No formal trial of the effect of hepatic or renal impairment on the pharmacokinetics of tildrakizumab was conducted. Tildrakizumab is catabolized into component amino acids by general protein degradation processes and is not eliminated by renal or hepatic pathways.

Drug interactions

Results from a drug-drug interaction study conducted in plaque psoriasis subjects suggest that tildrakizumab had no clinically relevant effect on CYP1A2, CYP2C9, CYP2C19, CYP2D6 and CYP3A4. Therefore, tildrakizumab does not impact the pharmacokinetics of concomitant medicines metabolized by CYP enzyme.

Preclinical safety data

Non-clinical data reveal no special hazard for humans based on conventional studies of safety pharmacology, and repeated dose toxicity.

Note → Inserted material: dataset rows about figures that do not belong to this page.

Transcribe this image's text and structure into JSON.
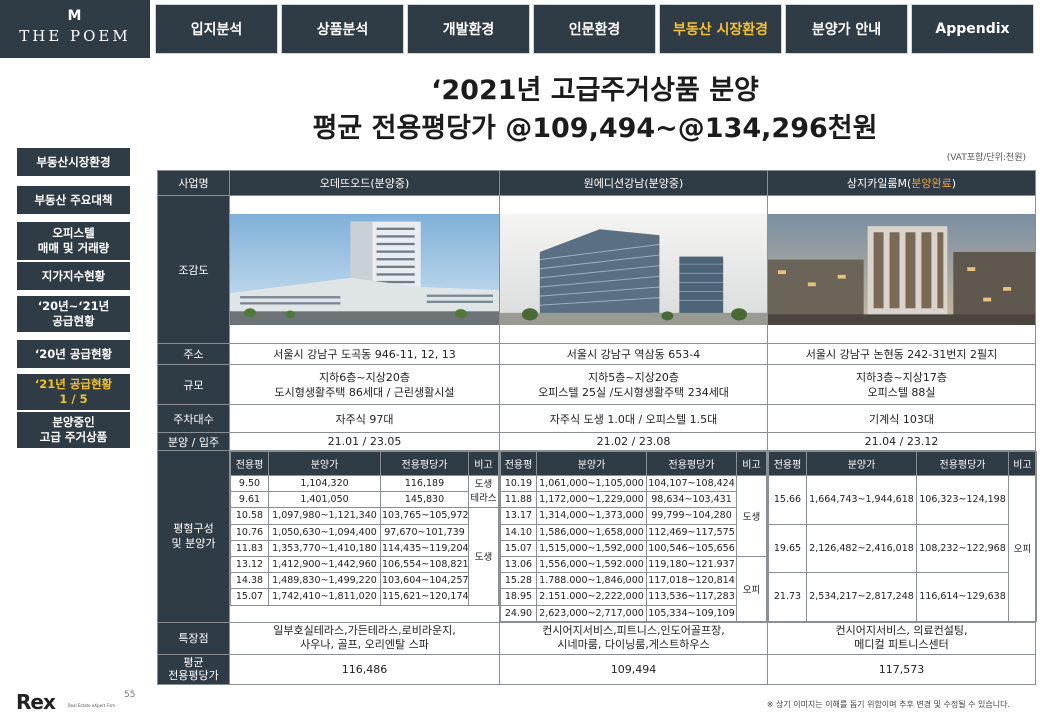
{
  "brand": {
    "mark": "M",
    "name": "THE POEM"
  },
  "nav": [
    "입지분석",
    "상품분석",
    "개발환경",
    "인문환경",
    "부동산 시장환경",
    "분양가 안내",
    "Appendix"
  ],
  "sidebar": [
    "부동산시장환경",
    "부동산 주요대책",
    "오피스텔\n매매 및 거래량",
    "지가지수현황",
    "‘20년~‘21년\n공급현황",
    "‘20년 공급현황",
    "‘21년 공급현황\n1 / 5",
    "분양중인\n고급 주거상품"
  ],
  "title": {
    "line1": "‘2021년 고급주거상품 분양",
    "line2": "평균 전용평당가 @109,494~@134,296천원"
  },
  "unit_note": "(VAT포함/단위:천원)",
  "row_labels": {
    "name": "사업명",
    "photo": "조감도",
    "address": "주소",
    "scale": "규모",
    "parking": "주차대수",
    "schedule": "분양 / 입주",
    "plan": "평형구성\n및 분양가",
    "features": "특장점",
    "avg": "평균\n전용평당가"
  },
  "inner_headers": [
    "전용평",
    "분양가",
    "전용평당가",
    "비고"
  ],
  "projects": [
    {
      "name": "오데뜨오드(분양중)",
      "name_suffix": "",
      "address": "서울시 강남구 도곡동 946-11, 12, 13",
      "scale": "지하6층~지상20층\n도시형생활주택 86세대 / 근린생활시설",
      "parking": "자주식 97대",
      "schedule": "21.01 / 23.05",
      "units": [
        [
          "9.50",
          "1,104,320",
          "116,189"
        ],
        [
          "9.61",
          "1,401,050",
          "145,830"
        ],
        [
          "10.58",
          "1,097,980~1,121,340",
          "103,765~105,972"
        ],
        [
          "10.76",
          "1,050,630~1,094,400",
          "97,670~101,739"
        ],
        [
          "11.83",
          "1,353,770~1,410,180",
          "114,435~119,204"
        ],
        [
          "13.12",
          "1,412,900~1,442,960",
          "106,554~108,821"
        ],
        [
          "14.38",
          "1,489,830~1,499,220",
          "103,604~104,257"
        ],
        [
          "15.07",
          "1,742,410~1,811,020",
          "115,621~120,174"
        ]
      ],
      "notes": [
        "도생\n테라스",
        "도생"
      ],
      "features": "일부호실테라스,가든테라스,로비라운지,\n사우나, 골프, 오리엔탈 스파",
      "avg": "116,486"
    },
    {
      "name": "원에디션강남(분양중)",
      "name_suffix": "",
      "address": "서울시 강남구 역삼동 653-4",
      "scale": "지하5층~지상20층\n오피스텔 25실 /도시형생활주택 234세대",
      "parking": "자주식 도생 1.0대 / 오피스텔 1.5대",
      "schedule": "21.02 / 23.08",
      "units": [
        [
          "10.19",
          "1,061,000~1,105,000",
          "104,107~108,424"
        ],
        [
          "11.88",
          "1,172,000~1,229,000",
          "98,634~103,431"
        ],
        [
          "13.17",
          "1,314,000~1,373,000",
          "99,799~104,280"
        ],
        [
          "14.10",
          "1,586,000~1,658,000",
          "112,469~117,575"
        ],
        [
          "15.07",
          "1,515,000~1,592,000",
          "100,546~105,656"
        ],
        [
          "13.06",
          "1,556,000~1,592.000",
          "119,180~121.937"
        ],
        [
          "15.28",
          "1.788.000~1,846,000",
          "117,018~120,814"
        ],
        [
          "18.95",
          "2.151.000~2,222,000",
          "113,536~117,283"
        ],
        [
          "24.90",
          "2,623,000~2,717,000",
          "105,334~109,109"
        ]
      ],
      "notes": [
        "도생",
        "오피"
      ],
      "features": "컨시어지서비스,피트니스,인도어골프장,\n시네마룸, 다이닝룸,게스트하우스",
      "avg": "109,494"
    },
    {
      "name": "상지카일룸M(",
      "name_suffix": "분양완료",
      "name_end": ")",
      "address": "서울시 강남구 논현동 242-31번지 2필지",
      "scale": "지하3층~지상17층\n오피스텔 88실",
      "parking": "기계식 103대",
      "schedule": "21.04  / 23.12",
      "units": [
        [
          "15.66",
          "1,664,743~1,944,618",
          "106,323~124,198"
        ],
        [
          "19.65",
          "2,126,482~2,416,018",
          "108,232~122,968"
        ],
        [
          "21.73",
          "2,534,217~2,817,248",
          "116,614~129,638"
        ]
      ],
      "notes": [
        "오피"
      ],
      "features": "컨시어지서비스, 의료컨설팅,\n메디컬 피트니스센터",
      "avg": "117,573"
    }
  ],
  "footer": {
    "logo": "Rex",
    "sub": "Real Estate eXpert Firm",
    "page": "55"
  },
  "bottom_note": "※ 상기 이미지는 이해를 돕기 위함이며 추후 변경 및 수정될 수 있습니다.",
  "colors": {
    "navy": "#2f3b45",
    "gold": "#f2c230",
    "orange": "#f2a23a"
  }
}
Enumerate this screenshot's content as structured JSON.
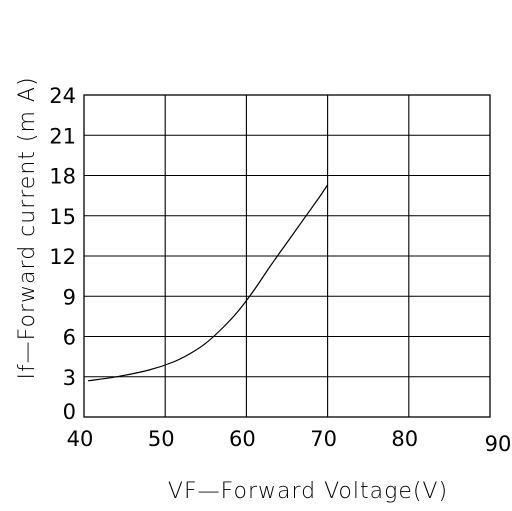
{
  "chart_data": {
    "type": "line",
    "xlabel": "VF—Forward Voltage(V)",
    "ylabel": "If—Forward current (m A)",
    "xlim": [
      40,
      90
    ],
    "ylim": [
      0,
      24
    ],
    "x_ticks": [
      40,
      50,
      60,
      70,
      80,
      90
    ],
    "y_ticks": [
      0,
      3,
      6,
      9,
      12,
      15,
      18,
      21,
      24
    ],
    "grid": true,
    "series": [
      {
        "x": [
          40.5,
          44,
          48,
          51,
          53,
          55,
          57,
          59,
          61,
          63,
          65,
          67,
          69,
          70
        ],
        "y": [
          2.7,
          3.0,
          3.5,
          4.1,
          4.7,
          5.5,
          6.6,
          7.9,
          9.5,
          11.3,
          13.0,
          14.7,
          16.4,
          17.3
        ]
      }
    ]
  }
}
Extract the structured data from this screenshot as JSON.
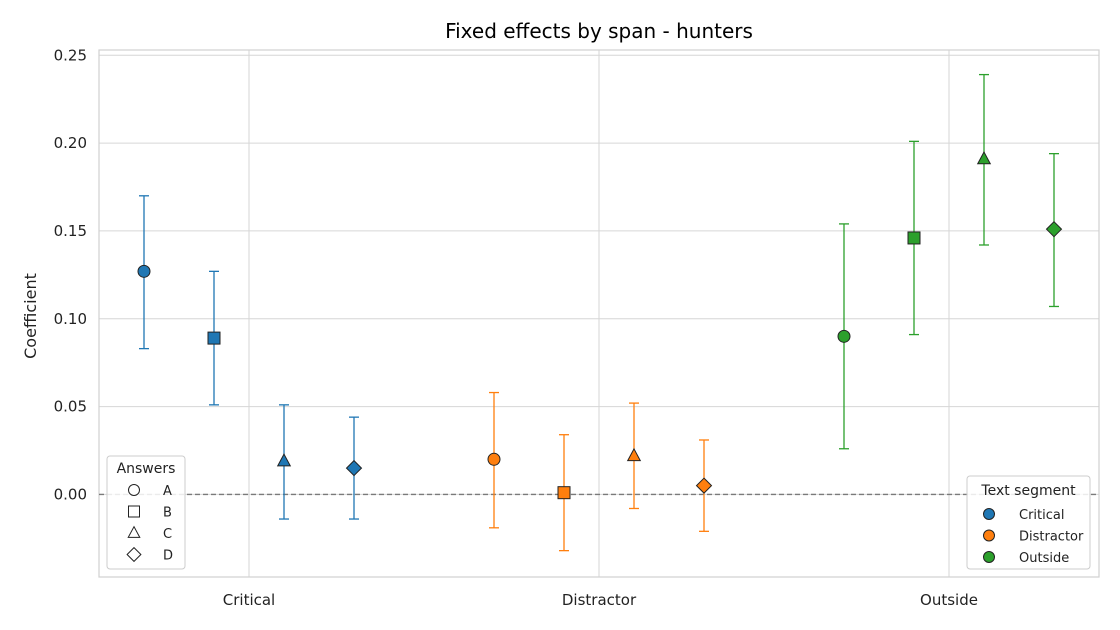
{
  "chart_data": {
    "type": "scatter",
    "title": "Fixed effects by span - hunters",
    "xlabel": "",
    "ylabel": "Coefficient",
    "categories": [
      "Critical",
      "Distractor",
      "Outside"
    ],
    "ylim": [
      -0.047,
      0.253
    ],
    "yticks": [
      "0.00",
      "0.05",
      "0.10",
      "0.15",
      "0.20",
      "0.25"
    ],
    "ytick_values": [
      0.0,
      0.05,
      0.1,
      0.15,
      0.2,
      0.25
    ],
    "grid": true,
    "reference_line": 0.0,
    "series": [
      {
        "name": "Critical",
        "color": "#1f77b4",
        "points": [
          {
            "answer": "A",
            "marker": "circle",
            "y": 0.127,
            "lo": 0.083,
            "hi": 0.17
          },
          {
            "answer": "B",
            "marker": "square",
            "y": 0.089,
            "lo": 0.051,
            "hi": 0.127
          },
          {
            "answer": "C",
            "marker": "triangle",
            "y": 0.019,
            "lo": -0.014,
            "hi": 0.051
          },
          {
            "answer": "D",
            "marker": "diamond",
            "y": 0.015,
            "lo": -0.014,
            "hi": 0.044
          }
        ]
      },
      {
        "name": "Distractor",
        "color": "#ff7f0e",
        "points": [
          {
            "answer": "A",
            "marker": "circle",
            "y": 0.02,
            "lo": -0.019,
            "hi": 0.058
          },
          {
            "answer": "B",
            "marker": "square",
            "y": 0.001,
            "lo": -0.032,
            "hi": 0.034
          },
          {
            "answer": "C",
            "marker": "triangle",
            "y": 0.022,
            "lo": -0.008,
            "hi": 0.052
          },
          {
            "answer": "D",
            "marker": "diamond",
            "y": 0.005,
            "lo": -0.021,
            "hi": 0.031
          }
        ]
      },
      {
        "name": "Outside",
        "color": "#2ca02c",
        "points": [
          {
            "answer": "A",
            "marker": "circle",
            "y": 0.09,
            "lo": 0.026,
            "hi": 0.154
          },
          {
            "answer": "B",
            "marker": "square",
            "y": 0.146,
            "lo": 0.091,
            "hi": 0.201
          },
          {
            "answer": "C",
            "marker": "triangle",
            "y": 0.191,
            "lo": 0.142,
            "hi": 0.239
          },
          {
            "answer": "D",
            "marker": "diamond",
            "y": 0.151,
            "lo": 0.107,
            "hi": 0.194
          }
        ]
      }
    ],
    "legend_answers": {
      "title": "Answers",
      "placement": "lower-left",
      "items": [
        {
          "label": "A",
          "marker": "circle"
        },
        {
          "label": "B",
          "marker": "square"
        },
        {
          "label": "C",
          "marker": "triangle"
        },
        {
          "label": "D",
          "marker": "diamond"
        }
      ]
    },
    "legend_segments": {
      "title": "Text segment",
      "placement": "lower-right",
      "items": [
        {
          "label": "Critical",
          "color": "#1f77b4"
        },
        {
          "label": "Distractor",
          "color": "#ff7f0e"
        },
        {
          "label": "Outside",
          "color": "#2ca02c"
        }
      ]
    }
  }
}
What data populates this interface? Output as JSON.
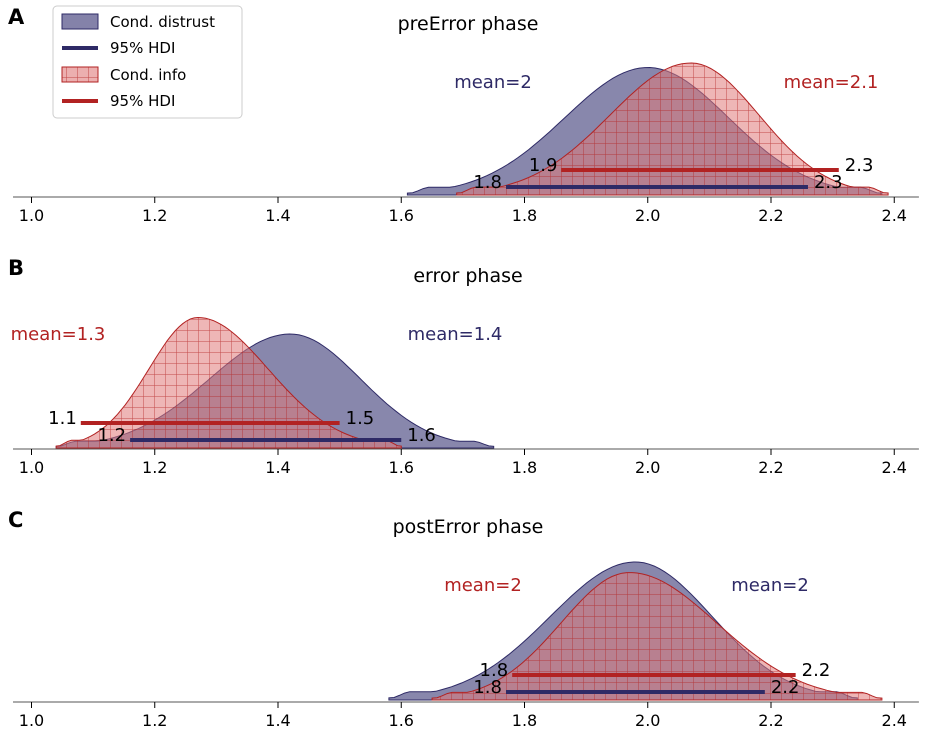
{
  "colors": {
    "distrust": "#2e2a66",
    "distrust_fill": "#6e6c9a",
    "info": "#b22222",
    "info_fill": "#e07a7a",
    "axis": "#555555"
  },
  "legend": {
    "items": [
      {
        "label": "Cond. distrust",
        "kind": "patch",
        "series": "distrust"
      },
      {
        "label": "95% HDI",
        "kind": "line",
        "series": "distrust"
      },
      {
        "label": "Cond. info",
        "kind": "patch-hatched",
        "series": "info"
      },
      {
        "label": "95% HDI",
        "kind": "line",
        "series": "info"
      }
    ]
  },
  "chart_data": [
    {
      "panel": "A",
      "type": "area",
      "title": "preError phase",
      "xlim": [
        0.97,
        2.44
      ],
      "xticks": [
        1.0,
        1.2,
        1.4,
        1.6,
        1.8,
        2.0,
        2.2,
        2.4
      ],
      "xtick_labels": [
        "1.0",
        "1.2",
        "1.4",
        "1.6",
        "1.8",
        "2.0",
        "2.2",
        "2.4"
      ],
      "series": [
        {
          "name": "Cond. distrust",
          "key": "distrust",
          "mean_label": "mean=2",
          "support": [
            1.61,
            2.38
          ],
          "peak_x": 2.0,
          "peak_density": 0.85,
          "hdi": [
            1.77,
            2.26
          ],
          "hdi_labels": [
            "1.8",
            "2.3"
          ]
        },
        {
          "name": "Cond. info",
          "key": "info",
          "mean_label": "mean=2.1",
          "support": [
            1.69,
            2.39
          ],
          "peak_x": 2.07,
          "peak_density": 0.88,
          "hdi": [
            1.86,
            2.31
          ],
          "hdi_labels": [
            "1.9",
            "2.3"
          ]
        }
      ]
    },
    {
      "panel": "B",
      "type": "area",
      "title": "error phase",
      "xlim": [
        0.97,
        2.44
      ],
      "xticks": [
        1.0,
        1.2,
        1.4,
        1.6,
        1.8,
        2.0,
        2.2,
        2.4
      ],
      "xtick_labels": [
        "1.0",
        "1.2",
        "1.4",
        "1.6",
        "1.8",
        "2.0",
        "2.2",
        "2.4"
      ],
      "series": [
        {
          "name": "Cond. distrust",
          "key": "distrust",
          "mean_label": "mean=1.4",
          "support": [
            1.04,
            1.75
          ],
          "peak_x": 1.42,
          "peak_density": 0.76,
          "hdi": [
            1.16,
            1.6
          ],
          "hdi_labels": [
            "1.2",
            "1.6"
          ]
        },
        {
          "name": "Cond. info",
          "key": "info",
          "mean_label": "mean=1.3",
          "support": [
            1.04,
            1.6
          ],
          "peak_x": 1.27,
          "peak_density": 0.87,
          "hdi": [
            1.08,
            1.5
          ],
          "hdi_labels": [
            "1.1",
            "1.5"
          ]
        }
      ]
    },
    {
      "panel": "C",
      "type": "area",
      "title": "postError phase",
      "xlim": [
        0.97,
        2.44
      ],
      "xticks": [
        1.0,
        1.2,
        1.4,
        1.6,
        1.8,
        2.0,
        2.2,
        2.4
      ],
      "xtick_labels": [
        "1.0",
        "1.2",
        "1.4",
        "1.6",
        "1.8",
        "2.0",
        "2.2",
        "2.4"
      ],
      "series": [
        {
          "name": "Cond. distrust",
          "key": "distrust",
          "mean_label": "mean=2",
          "support": [
            1.58,
            2.34
          ],
          "peak_x": 1.98,
          "peak_density": 0.92,
          "hdi": [
            1.77,
            2.19
          ],
          "hdi_labels": [
            "1.8",
            "2.2"
          ]
        },
        {
          "name": "Cond. info",
          "key": "info",
          "mean_label": "mean=2",
          "support": [
            1.65,
            2.38
          ],
          "peak_x": 1.97,
          "peak_density": 0.85,
          "hdi": [
            1.78,
            2.24
          ],
          "hdi_labels": [
            "1.8",
            "2.2"
          ]
        }
      ]
    }
  ]
}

Animal carcinogenicity studies have not been conducted with tildrakizumab. Studies in mouse tumor models showed that selective inhibition of IL-23p19 does not increase carcinogenic risk.

In cynomolgus monkeys, there was negligible secretion of the product into breast milk. One month after birth, the milk/serum ratio was ≤0.002. Tildrakizumab was shown to distribute across the placental barrier. After repeated dosing to pregnant cynomolgus monkeys, serum concentrations were quantifiable in the fetus, but the reproduction toxicity studies did not reveal any untoward effects.

No effects on fertility parameters such as reproductive organs, menstrual cycle length, and/or hormones were observed in male and female cynomolgus monkeys that were administered tildrakizumab at doses resulting in >100 times the human exposure at the recommended clinical dose based on AUC.

In a pre- and postnatal development toxicity study in monkeys, no related increase in pregnancy loss was observed at exposures up to 85 times the human exposure at the recommended dose. No harmful effects were noted in neonates at maternal exposures up to 9 times the human exposure at the recommended dose. Two neonatal deaths from monkeys administered tildrakizumab at maternal exposure of 85 times the human exposure at the recommended dose were attributed to possible viral infection and considered of uncertain relationship to the treatment. The clinical significance of these findings is unknown.